La résiliation du contrat ne libère ni CA ni le client de leurs responsabilités antérieures à la résiliation. Les montants dus à la résiliation sont immédiatement payables en prenant en compte la compensation à laquelle le client pourrait avoir droit.
A la résiliation :
- Toutes les licences d’abonnement et la maintenance sont suspendues ;
- Les licences perpétuelles sont révoquées si la résiliation est demandée par CA à cause du non respect des engagements du client ;
- Toutes les copies et installations des produits concernés doivent être détruites par le client ou retournées à CA,
- Le client doit certifier par écrit cette destruction.
Le client peut réactiver la maintenance non renouvelée en payant 150% du coût de la maintenance de chaque année passée sans maintenance.

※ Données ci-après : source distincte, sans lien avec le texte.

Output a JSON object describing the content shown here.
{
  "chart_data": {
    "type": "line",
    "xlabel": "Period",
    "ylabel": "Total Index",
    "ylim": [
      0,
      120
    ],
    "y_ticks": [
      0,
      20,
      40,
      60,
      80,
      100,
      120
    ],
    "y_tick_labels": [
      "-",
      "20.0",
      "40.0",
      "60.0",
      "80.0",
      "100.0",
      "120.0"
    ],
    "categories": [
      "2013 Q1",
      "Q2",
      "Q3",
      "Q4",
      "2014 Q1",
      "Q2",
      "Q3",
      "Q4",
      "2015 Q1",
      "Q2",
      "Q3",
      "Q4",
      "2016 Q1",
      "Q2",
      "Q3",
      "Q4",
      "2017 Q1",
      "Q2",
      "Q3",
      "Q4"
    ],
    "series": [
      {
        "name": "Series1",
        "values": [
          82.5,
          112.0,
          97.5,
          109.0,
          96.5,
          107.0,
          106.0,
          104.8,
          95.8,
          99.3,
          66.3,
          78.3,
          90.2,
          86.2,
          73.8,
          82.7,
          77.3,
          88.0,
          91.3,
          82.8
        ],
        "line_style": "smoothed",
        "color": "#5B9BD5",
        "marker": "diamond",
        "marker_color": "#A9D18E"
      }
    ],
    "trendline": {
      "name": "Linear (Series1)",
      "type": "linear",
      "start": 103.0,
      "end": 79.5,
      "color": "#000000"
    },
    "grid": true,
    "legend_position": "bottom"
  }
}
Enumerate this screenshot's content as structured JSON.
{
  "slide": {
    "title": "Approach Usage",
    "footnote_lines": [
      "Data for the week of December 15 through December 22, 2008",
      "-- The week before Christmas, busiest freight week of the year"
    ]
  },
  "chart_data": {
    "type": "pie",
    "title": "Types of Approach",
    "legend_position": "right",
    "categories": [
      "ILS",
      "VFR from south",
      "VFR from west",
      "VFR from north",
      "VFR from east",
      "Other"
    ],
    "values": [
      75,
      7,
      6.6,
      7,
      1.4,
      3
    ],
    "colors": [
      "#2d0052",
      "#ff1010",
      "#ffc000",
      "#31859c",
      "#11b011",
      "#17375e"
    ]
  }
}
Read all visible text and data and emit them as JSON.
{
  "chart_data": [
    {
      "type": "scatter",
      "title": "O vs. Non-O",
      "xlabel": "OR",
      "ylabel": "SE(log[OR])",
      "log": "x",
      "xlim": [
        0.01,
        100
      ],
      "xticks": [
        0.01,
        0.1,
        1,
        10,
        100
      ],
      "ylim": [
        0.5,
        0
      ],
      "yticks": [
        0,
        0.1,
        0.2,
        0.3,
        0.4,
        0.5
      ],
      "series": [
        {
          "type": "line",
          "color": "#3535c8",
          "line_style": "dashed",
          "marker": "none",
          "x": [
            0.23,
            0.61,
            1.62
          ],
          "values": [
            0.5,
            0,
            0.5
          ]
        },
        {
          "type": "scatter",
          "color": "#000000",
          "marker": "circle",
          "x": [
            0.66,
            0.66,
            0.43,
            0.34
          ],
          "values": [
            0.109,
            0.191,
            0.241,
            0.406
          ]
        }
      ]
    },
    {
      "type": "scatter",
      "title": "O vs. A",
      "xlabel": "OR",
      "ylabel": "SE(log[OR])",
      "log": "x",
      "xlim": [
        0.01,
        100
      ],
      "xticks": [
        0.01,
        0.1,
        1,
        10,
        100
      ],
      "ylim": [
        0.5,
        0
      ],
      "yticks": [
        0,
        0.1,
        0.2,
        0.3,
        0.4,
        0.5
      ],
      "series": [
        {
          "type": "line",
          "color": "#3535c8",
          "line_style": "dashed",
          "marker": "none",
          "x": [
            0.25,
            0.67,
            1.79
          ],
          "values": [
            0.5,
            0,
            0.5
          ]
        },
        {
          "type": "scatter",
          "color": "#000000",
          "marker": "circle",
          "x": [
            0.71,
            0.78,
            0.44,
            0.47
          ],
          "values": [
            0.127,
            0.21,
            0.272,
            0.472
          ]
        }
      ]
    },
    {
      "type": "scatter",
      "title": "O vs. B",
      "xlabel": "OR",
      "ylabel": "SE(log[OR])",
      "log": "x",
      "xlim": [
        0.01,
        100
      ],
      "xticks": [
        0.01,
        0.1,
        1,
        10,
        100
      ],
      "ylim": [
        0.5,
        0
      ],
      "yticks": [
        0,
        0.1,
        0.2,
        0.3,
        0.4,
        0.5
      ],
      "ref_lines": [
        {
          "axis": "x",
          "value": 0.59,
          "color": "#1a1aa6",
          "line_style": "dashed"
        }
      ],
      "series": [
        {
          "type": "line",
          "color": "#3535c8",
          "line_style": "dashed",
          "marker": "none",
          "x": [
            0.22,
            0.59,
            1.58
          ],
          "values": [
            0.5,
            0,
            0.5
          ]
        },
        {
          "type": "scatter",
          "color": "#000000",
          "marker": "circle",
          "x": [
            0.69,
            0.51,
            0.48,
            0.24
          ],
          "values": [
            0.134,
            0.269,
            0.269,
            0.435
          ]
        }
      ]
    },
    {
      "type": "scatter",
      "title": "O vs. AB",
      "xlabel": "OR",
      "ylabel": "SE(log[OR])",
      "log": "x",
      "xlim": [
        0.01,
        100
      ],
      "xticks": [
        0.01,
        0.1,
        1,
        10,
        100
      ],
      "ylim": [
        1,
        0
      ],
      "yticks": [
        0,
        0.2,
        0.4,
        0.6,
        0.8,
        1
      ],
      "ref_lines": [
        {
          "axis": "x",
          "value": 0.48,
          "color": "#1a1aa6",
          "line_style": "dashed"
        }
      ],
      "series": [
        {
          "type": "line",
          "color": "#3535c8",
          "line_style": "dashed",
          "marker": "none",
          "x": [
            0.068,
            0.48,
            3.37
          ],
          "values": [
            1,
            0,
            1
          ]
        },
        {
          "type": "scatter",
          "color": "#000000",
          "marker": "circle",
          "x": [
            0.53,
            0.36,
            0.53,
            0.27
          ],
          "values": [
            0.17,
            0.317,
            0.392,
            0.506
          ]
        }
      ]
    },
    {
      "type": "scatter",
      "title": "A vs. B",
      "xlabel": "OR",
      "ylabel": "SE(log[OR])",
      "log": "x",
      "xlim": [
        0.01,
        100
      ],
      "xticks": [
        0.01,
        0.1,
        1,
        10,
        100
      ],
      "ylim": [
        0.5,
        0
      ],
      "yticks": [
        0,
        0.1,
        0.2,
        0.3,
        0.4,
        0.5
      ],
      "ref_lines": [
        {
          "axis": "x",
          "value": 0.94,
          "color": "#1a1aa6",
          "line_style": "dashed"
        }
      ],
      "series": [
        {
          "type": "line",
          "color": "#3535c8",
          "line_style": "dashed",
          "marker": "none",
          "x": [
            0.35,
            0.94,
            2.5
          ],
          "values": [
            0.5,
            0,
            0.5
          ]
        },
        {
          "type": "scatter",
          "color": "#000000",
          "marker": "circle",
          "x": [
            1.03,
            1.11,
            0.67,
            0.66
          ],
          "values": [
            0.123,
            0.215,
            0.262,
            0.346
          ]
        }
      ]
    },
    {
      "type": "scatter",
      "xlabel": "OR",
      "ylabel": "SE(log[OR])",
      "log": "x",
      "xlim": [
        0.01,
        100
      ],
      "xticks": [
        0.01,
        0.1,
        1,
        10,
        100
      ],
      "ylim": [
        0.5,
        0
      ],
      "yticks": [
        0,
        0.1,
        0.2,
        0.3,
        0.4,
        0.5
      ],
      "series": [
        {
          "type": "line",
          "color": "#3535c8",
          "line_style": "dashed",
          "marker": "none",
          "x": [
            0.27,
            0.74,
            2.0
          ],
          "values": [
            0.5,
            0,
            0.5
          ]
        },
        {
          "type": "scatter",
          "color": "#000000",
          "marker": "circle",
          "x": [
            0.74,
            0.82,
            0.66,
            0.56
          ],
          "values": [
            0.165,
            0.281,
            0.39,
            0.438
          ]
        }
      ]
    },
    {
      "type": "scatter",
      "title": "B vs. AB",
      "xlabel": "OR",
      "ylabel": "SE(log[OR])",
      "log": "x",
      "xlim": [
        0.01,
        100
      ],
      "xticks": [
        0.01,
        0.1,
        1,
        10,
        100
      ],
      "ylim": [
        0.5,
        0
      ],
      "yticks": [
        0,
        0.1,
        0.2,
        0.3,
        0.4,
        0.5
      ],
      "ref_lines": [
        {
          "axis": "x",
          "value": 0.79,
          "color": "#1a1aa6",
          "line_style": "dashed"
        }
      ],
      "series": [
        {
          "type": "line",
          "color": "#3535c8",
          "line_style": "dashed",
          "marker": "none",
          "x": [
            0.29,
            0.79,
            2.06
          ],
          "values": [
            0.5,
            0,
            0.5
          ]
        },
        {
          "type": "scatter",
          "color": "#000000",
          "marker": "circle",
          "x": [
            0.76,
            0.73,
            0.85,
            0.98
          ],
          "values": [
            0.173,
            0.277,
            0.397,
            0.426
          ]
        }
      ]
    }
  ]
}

Si un tiers affirme que le logiciel CA enfreint une loi, un brevet ou un droit d’auteur, CA défendra le client à ses frais si le client :
- Notifie immédiatement CA ;
- Permet à CA de contrôler la défense et les négociations ;
- Coopère avec CA ;
- Est un abonné de la maintenance.
CA peut engager toute action qui permette au client de rester dans la légalité, jusqu’à la résiliation.
CA ne peut être tenu responsable si :
- Cela est dû à une modification non autorisée du produit ;
- Le logiciel CA n’est pas utilisé conformément au contrat ou à la documentation ;
- Le produit n’est plus supporté par CA ;
- L’application de correctifs CA aurait pu éviter l’allégation de violation ;
- Si celle-ci résulte d’une utilisation avec un autre produit non fourni par CA.
CA et le client s’engagent à préserver la confidentialité des informations qu’ils s’échangent, sauf si ces informations :
- Sont nécessaires à des avocats, comptables ou conseillers financiers de l’autre partie ;
- Sont rendues publiques par leur propriétaire ;
- Sont tombées dans le domaine public ;
- Doivent être divulguées sur injonction de la justice (le propriétaire doit alors en être informé).
CA peut fournir les données confidentielles du client à ses fournisseurs, revendeurs et distributeurs, s’ils ont une obligation de non divulgation et non utilisation de ces données.
L’obligation de confidentialité courre pour une durée de 5 ans à partir de la divulgation initiale de l’information.